Risk and protective factors for severe COVID-19 infection in a cohort of patients with sickle cell disease

Abstract

Continued investigation of comorbid conditions that increase the mortality rate of COVID-19 is necessary to provide the best care for those affected. This continued push to find answers is even more important for populations with COVID-19 comorbidities that are historically under-researched. We performed a retrospective analysis of 30 patients with sickle cell disease (SCD) who tested positive for the COVID-19 virus. An analysis of each patient’s history of SCD complications, hydroxyurea usage, comorbidities, and several other factors was performed to identify the trends that will allow the practitioners to better predict the outcomes of patients with SCD before and during hospitalization for COVID-19. Through these analyses, we found that patients receiving hydroxyurea before COVID-19 infection and patients with SCD-type HbSC had significantly milder COVID-19 disease courses than those not receiving hydroxyurea or with SCD-type HbSS. A history of acute chest syndrome (ACS), a complication seen in patients with SCD, appeared to be associated with a more severe COVID-19 disease course.
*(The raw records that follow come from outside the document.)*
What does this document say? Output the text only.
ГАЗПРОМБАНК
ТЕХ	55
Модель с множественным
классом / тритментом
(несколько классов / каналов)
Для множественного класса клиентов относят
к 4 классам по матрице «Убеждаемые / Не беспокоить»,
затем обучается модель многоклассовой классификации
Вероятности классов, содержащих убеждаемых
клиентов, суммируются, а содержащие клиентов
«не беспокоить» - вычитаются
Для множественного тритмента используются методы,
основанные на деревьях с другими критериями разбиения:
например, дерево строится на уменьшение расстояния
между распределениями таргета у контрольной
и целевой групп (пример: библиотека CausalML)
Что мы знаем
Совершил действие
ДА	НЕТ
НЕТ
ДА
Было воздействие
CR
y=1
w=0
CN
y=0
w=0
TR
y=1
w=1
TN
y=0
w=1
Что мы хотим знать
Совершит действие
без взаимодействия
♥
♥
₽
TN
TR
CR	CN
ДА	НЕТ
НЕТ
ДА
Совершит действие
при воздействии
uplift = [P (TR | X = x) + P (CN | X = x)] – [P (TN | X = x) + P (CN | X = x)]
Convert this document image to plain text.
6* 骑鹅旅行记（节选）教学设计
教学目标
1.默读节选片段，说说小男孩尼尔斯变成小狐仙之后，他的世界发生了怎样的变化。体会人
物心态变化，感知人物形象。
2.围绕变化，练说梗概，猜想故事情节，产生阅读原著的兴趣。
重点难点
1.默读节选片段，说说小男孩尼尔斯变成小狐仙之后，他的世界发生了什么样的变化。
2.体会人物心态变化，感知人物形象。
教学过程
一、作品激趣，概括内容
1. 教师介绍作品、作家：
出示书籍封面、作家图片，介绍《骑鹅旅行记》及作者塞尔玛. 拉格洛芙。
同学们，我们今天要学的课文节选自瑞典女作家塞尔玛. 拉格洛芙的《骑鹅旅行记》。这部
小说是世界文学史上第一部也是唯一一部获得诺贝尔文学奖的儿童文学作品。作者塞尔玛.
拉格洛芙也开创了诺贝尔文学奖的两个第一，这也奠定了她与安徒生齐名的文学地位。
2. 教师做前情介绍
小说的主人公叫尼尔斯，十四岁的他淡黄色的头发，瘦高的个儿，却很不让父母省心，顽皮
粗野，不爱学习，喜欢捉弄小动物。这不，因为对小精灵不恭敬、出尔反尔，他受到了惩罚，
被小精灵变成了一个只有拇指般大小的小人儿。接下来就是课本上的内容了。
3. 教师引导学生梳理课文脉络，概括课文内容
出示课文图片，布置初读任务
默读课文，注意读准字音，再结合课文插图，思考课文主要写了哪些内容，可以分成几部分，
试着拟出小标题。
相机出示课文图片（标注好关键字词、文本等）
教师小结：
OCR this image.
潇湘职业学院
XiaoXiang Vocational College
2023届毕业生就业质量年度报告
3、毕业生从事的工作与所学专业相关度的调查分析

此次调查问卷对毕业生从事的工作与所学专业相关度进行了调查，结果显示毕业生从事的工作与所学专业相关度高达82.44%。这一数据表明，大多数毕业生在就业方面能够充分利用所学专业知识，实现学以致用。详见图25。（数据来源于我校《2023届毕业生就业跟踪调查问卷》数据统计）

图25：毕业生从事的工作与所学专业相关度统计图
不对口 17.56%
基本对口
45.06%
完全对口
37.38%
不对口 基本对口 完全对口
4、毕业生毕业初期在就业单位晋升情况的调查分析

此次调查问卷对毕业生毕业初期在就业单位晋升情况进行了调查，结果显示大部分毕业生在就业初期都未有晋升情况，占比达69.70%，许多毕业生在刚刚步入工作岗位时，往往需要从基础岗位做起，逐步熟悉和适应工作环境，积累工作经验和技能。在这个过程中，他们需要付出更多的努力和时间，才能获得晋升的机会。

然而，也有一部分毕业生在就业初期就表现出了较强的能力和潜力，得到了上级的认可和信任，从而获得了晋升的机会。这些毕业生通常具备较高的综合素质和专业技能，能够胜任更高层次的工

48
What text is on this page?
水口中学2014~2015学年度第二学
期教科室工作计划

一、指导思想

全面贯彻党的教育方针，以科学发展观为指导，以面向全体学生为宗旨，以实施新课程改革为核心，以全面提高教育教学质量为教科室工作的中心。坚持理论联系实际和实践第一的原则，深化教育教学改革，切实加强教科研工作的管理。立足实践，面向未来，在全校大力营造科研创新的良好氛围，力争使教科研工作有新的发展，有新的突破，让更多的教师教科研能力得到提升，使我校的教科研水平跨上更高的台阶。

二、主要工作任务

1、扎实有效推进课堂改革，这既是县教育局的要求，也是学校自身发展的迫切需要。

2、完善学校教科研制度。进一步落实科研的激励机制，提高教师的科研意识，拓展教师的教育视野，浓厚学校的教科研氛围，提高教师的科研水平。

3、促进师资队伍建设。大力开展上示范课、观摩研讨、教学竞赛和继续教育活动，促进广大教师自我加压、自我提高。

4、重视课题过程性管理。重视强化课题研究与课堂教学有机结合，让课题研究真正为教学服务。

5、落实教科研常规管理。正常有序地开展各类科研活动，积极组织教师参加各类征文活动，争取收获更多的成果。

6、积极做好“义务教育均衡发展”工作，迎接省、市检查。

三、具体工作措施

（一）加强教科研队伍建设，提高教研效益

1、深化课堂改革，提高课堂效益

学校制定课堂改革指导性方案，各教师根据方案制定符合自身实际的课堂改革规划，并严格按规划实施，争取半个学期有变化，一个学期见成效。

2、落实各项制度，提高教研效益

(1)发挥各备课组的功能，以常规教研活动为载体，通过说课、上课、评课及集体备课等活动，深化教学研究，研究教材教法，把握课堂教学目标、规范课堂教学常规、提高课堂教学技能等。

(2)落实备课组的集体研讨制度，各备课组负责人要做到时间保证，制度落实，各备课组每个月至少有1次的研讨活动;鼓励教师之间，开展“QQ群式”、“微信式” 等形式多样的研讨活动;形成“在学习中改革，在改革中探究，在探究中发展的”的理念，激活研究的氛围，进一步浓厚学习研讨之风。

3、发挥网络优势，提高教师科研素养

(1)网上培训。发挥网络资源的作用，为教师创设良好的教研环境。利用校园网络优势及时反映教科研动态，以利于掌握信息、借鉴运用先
By creating systems to better interpret what makes a patient with SCD at high risk for a poor prognosis, practitioners are better equipped to make data-supported recommendations for prevention, risk, and treatment. These recommendations should include beginning or maintaining hydroxyurea usage in all qualifying patients with SCD, advising patients with a history of ACS to take extra precautions to prevent initial COVID-19 infection, and initiating close monitoring in the hospital for patients with HbSS and a history of ACS.